• Un genitore può sbirciare il cellulare del figlio?

    In questo video vi parlo della privacy dei minorenni nei confronti dei loro genitori.

    Proseguite qui sotto se, invece di ascoltare il video, preferite leggere.

    I  genitori possono frugare nella vita personale dei figli?

    Un genitore può sbirciare la corrispondenza, gli appunti personali e ciò che il figlio scrive sui social o nelle proprie chat?

    L’argomento che è andiamo a trattare oggi, vista la cronaca nazionale, è purtroppo molto attuale.

    Internet, lo sappiamo bene, può essere un luogo molto pericoloso per chi non è ancora dotato di capacità di discernimento.

    Parlandone da un punto di vista prettamente giuridico, bisogna anzitutto dire che il diritto alla privacy dei minorenni è espressamente riconosciuto dall’art. 16 della Convenzione sui diritti del fanciullo  approvata a New York nel 1989 e ratificata in Italia nel 1991.

    Ma il nostro codice civile (artt. 2047 e 2048) prevede anche che i genitori debbano vigilare sui figli minorenni.

    Quindi il diritto alla riservatezza dei minorenni va bilanciato con il diritto/dovere di vigilanza dei genitori sui figli.

    Come può avvenire questo bilanciamento? Ecco alcune indicazioni:

    • il genitore ha il diritto/dovere di vigilare ed interferire sulla privacy del figlio tutte le volte in cui si siano verificati dei comportamenti del minore che evidenzino una sua deviazione significativa.
    • Tanto più il minore è piccolo, tanto maggiori potranno essere le interferenze sulla sua privacy.
    • Tanto più il figlio cresce, tanto più il genitore deve rispettare la sua privacy, a meno che il figlio abbia manifestato segni di disagio, squilibrio, disadattamento.
    • Quando il comportamento del figlio (benché adolescente e/o prossimo alla maggiore età) lasci presupporre una sua devianza, il genitore può e deve intervenire anche ledendo la privacy del figlio proprio perché la riservatezza cede di fronte al prioritario interesse del minore.
    • Quindi in questi casi il genitore ha il diritto/dovere di controllare il cellulare del figlio e di accedere anche alla sua corrispondenza privata.
    • Tuttavia, piuttosto che un controllo clandestino, bisognerebbe rispettare il diritto d’ascolto del minore.
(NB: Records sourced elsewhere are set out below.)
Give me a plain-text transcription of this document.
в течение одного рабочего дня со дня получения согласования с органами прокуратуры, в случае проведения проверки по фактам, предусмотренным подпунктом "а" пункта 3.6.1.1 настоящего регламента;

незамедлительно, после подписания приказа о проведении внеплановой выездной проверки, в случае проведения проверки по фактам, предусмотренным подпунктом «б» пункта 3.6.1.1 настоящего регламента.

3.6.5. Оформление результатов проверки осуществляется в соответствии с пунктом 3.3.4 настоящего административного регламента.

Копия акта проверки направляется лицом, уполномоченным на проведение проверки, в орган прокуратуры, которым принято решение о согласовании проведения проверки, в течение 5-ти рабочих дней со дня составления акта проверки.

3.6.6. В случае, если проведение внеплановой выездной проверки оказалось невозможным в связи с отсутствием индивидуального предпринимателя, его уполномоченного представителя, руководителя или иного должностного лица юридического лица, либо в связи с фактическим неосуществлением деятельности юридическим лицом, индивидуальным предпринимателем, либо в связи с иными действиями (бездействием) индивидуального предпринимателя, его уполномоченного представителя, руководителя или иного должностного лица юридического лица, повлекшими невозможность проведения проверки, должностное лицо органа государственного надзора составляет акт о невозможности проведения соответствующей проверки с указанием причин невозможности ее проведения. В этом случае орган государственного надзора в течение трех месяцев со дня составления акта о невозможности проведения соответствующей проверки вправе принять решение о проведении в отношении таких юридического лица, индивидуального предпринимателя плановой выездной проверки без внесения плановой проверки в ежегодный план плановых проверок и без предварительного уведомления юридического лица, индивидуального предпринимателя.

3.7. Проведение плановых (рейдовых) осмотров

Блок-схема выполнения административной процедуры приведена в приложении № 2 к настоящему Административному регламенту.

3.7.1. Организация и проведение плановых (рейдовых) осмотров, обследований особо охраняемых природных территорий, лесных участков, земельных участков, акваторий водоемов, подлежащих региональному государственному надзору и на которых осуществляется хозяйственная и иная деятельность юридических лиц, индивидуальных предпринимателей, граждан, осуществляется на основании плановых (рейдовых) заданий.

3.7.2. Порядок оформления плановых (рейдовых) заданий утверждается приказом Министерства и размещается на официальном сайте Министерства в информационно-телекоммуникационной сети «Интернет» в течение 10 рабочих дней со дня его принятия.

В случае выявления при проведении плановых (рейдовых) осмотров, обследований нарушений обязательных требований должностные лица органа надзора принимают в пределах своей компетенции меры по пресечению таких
Quindi invece di intrufolarsi di nascosto in ciò che appartiene al figlio, sarebbe certamente preferibile sedersi di fianco a lui e dirgli “che ne dici di darmi il tuo telefono così faccio un controllo?”.
    • Nei casi più gravi (cioè dove è addirittura a rischio l’integrità fisica e/o mentale del figlio) il genitore potrà intervenire con urgenza anche in via clandestina, senza prima ascoltare il figlio e senza avvisarlo del controllo.